I knew Wisconsin was the dairy capitol of America. I had been to the Mars Cheese Castle. To be honest, I was expecting some nice cheddar in the shape of a football or Wisconsin. I was not expecting the diversity of cheese Wisconsin's cheesemakers have to offer. I was not expecting the care and quality the cheesemakers bring to their products. And I was not expecting to have one of the best cheeses I have ever eaten in my life there (more on that one later).

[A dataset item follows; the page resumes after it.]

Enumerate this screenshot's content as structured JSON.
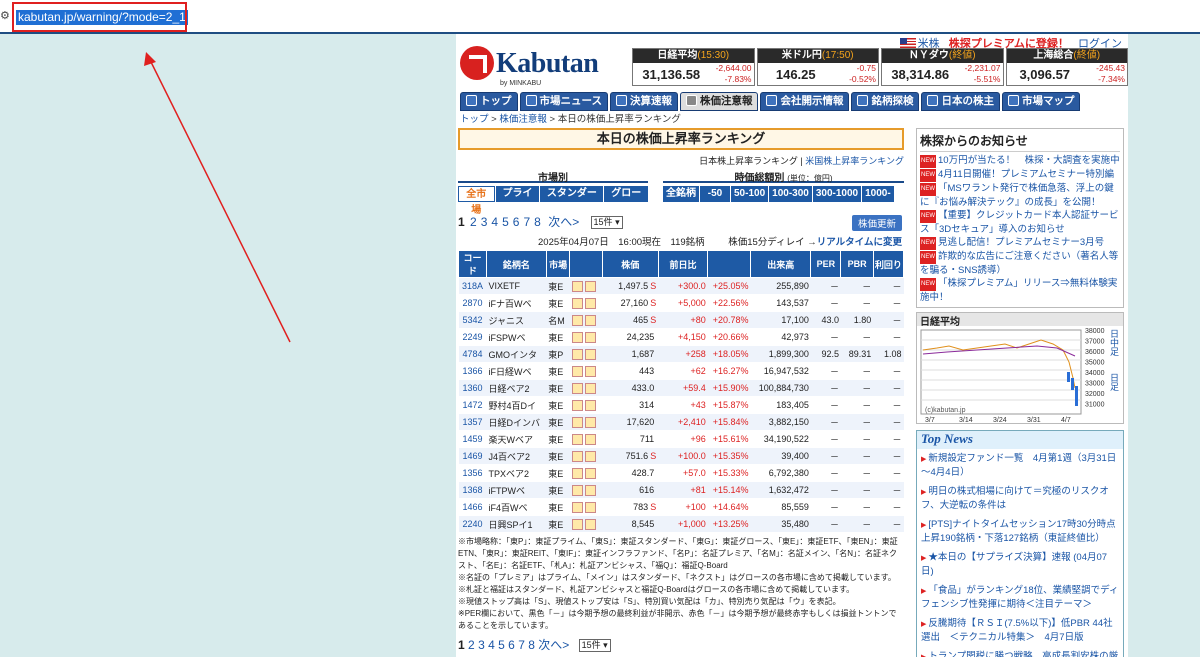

In addition to the cheese makers I met, I also met two distillers and a brewer. They are all making top notch products with great care and pride. There is a lot happening in the Badger State for food and drinks fans. Let's start with a classic.
|Myron Olsen, Master Cheesemaker, Chalet Cheese Co-op|
This is Myron Olsen. He is the Master Cheesemaker at Chalet Cheese Cooperative. If you pictured in your head a Wisconsin cheesemaker, Myron is what you would come up with. He is a big bear of a man with a tremendous mustache, a classic Wisconsin accent and is one of the loveliest guys you could ever meet.
|Chalet Cheese Cooperative|
Chalet Cheese has been in business since 1885. It started as a co-op of family farms and remains one today. There are 21 family farms in the co-op and they are all with 20 miles of Chalet Cheese in Green County Wisconsin. They deliver fresh whole milk to Chalet Cheese daily.
|Prices at Chalet Cheese|
Chalet Cheese makes a number of award winning cheeses like Baby Swiss and German Brick, but their big claim to fame is Limburger. Chalet Cheese is the only maker of Limburger in the United States and Myron Olsen is the only Master Cheesemaker in Wisconsin certified in Limburger. Chalet Cheese has been propagating their strain of bacteria used in their Limburger for 100 years. You want an example of a national treasure, Chalet Cheese's Limburger is it.
|Hand stamp for the Limburger|
Myron and the folks at chalet cheese make cheese seven days a week. The following is a quick photo tour of Chalet Cheese Cooperative. I hope it gives you a feel for the place:
|The vats for stirring the milk, bacteria and rennet.|
|"Knives" used for cutting the curds.|
|Myron checking the curds|
|Forming the curds|
|Weights for pressing the curds|
|Curing the Limburger by washing it with bacteria|
|Ripening the Limburger|
|Marching orders from Myron|
|In case you are making the Swiss cheese.|
|Myron checking the Swiss.|
|Taking a core sample of Swiss cheese.|
|Sampling Chalet Cheese Cooperative's wares.|
Touring Chalet Cheese Cooperative helps you understand why the people of Wisconsin take so much pride in being the nation's cheese capitol. Generations of families have been been raising dairy cows and making cheese. It is a way of life and they take great care and great pride in what they do. Chalet Cheese Co-op is not new. It is not "sexy." It is not on the radar of the "foodie movement." What it is is a classic Wisconsin cheesemaker that has been making really good cheese for over 100 years. This is what they do in Wisconsin. I consider myself lucky that I got to see it, and taste it, first hand.